The team named this year’s rocket Endeavor, in honor of the space shuttle, and because the word resonated with what the team had to endure. “It took a lot of dedication and grit from every member to make all of this possible and we are honored to have been leads for this year’s competition,” said Fraga.
This was the fourth year Long Beach Rocketry participated in the NASA Student Launch Competition. Long Beach Rocketry placed fourth overall in 2017-18, fifth in 2018-19, and 12th in 2019-20.
The 46 teams whose proposals were selected for the competition participated in a series of design reviews that mirrored the NASA engineering design lifecycle. Before their full-scale and payload demonstration flights in March at the Mojave Desert Advanced Rocket Society (MDARS) site in Mojave, the team completed a sub-scale flight in December. Teams also had to analyze payload and flight data during a post-launch review.
This year, the payload mission was a lander that deployed from the rocket during descent. The lander was required to land upright or contain a system to upright itself, take a 360-degree panoramic image of the location, and transmit the image back to the team.

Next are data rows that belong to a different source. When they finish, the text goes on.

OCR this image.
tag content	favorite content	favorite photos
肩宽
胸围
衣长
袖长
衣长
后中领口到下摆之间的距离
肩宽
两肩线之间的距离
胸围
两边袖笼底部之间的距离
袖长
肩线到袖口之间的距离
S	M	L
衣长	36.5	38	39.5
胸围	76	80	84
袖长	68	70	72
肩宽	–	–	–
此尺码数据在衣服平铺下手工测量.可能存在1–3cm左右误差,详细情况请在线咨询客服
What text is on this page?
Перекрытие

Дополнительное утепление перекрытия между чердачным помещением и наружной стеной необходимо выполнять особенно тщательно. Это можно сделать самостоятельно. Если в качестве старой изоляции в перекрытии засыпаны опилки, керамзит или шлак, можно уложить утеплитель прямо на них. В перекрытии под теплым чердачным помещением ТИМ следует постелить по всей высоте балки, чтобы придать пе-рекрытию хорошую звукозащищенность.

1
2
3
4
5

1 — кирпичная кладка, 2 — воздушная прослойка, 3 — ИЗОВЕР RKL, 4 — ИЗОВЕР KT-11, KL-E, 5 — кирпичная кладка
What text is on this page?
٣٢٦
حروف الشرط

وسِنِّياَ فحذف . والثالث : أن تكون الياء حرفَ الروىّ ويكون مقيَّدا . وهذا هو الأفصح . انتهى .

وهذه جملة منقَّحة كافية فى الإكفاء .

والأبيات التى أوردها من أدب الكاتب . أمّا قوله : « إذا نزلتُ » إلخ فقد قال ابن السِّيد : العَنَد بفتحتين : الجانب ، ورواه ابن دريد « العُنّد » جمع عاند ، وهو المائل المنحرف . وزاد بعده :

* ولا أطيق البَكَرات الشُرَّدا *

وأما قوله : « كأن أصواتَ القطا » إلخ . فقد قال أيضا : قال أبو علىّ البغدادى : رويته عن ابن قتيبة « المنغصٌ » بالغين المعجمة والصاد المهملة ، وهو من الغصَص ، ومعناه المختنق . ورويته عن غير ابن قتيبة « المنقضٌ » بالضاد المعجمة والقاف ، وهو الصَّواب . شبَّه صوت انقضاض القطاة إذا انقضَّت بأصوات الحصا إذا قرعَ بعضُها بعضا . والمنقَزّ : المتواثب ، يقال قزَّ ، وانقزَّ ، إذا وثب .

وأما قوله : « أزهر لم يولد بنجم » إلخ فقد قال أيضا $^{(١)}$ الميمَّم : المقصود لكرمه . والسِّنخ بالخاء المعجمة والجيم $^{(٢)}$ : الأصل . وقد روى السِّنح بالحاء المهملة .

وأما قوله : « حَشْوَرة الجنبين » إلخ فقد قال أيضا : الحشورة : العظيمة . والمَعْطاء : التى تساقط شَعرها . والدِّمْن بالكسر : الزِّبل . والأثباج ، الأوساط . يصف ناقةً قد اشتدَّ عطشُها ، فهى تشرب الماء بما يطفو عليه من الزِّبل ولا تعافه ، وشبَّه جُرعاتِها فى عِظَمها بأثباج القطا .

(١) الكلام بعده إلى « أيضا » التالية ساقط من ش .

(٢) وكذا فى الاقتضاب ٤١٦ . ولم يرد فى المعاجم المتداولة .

The co-leads said one of the best things about Long Beach Rocketry is new members can join, knowing nothing about rocketry or manufacturing, and be taught by veteran members, and grow as engineers and students.
Other LBR team members are listed below:
- Business Team—Oscar Sanchez-Vazquez (Lead), Jorge Anaya Jr., Mekhi Hart Dela Cruz, Omar Guillen, and Julian Saldana.
- Manufacturing Team—Steve Maldonado (Lead), Susan Huang, Matt Lemus, Izzy Morales, Minh Nguyen, Floran Villa, Raam Patel, and Samantha Sany.
- Mentors—Lynn Le and Rick Maschek.
- Payload Team—Garrett Walton (PJS Payload Lead), Kyle Serrano (UAS Payload Lead), Bryce Derring, Grayson Galisky, Rani Hanna, Aramis Kelkelyan, Carlos Lopez, and Josias Navasca.
- Recovery Team—Alejos Jalyssa (Lead), Zohair Khan (Lead), Juan Rodriguez, Kai Schaeffer, and Bennet Weiss.
- Safety Officer—Danetti Martino
- Structures Team—Thomas Pham (Lead), Thomas Nguyen, and Ari Zapata.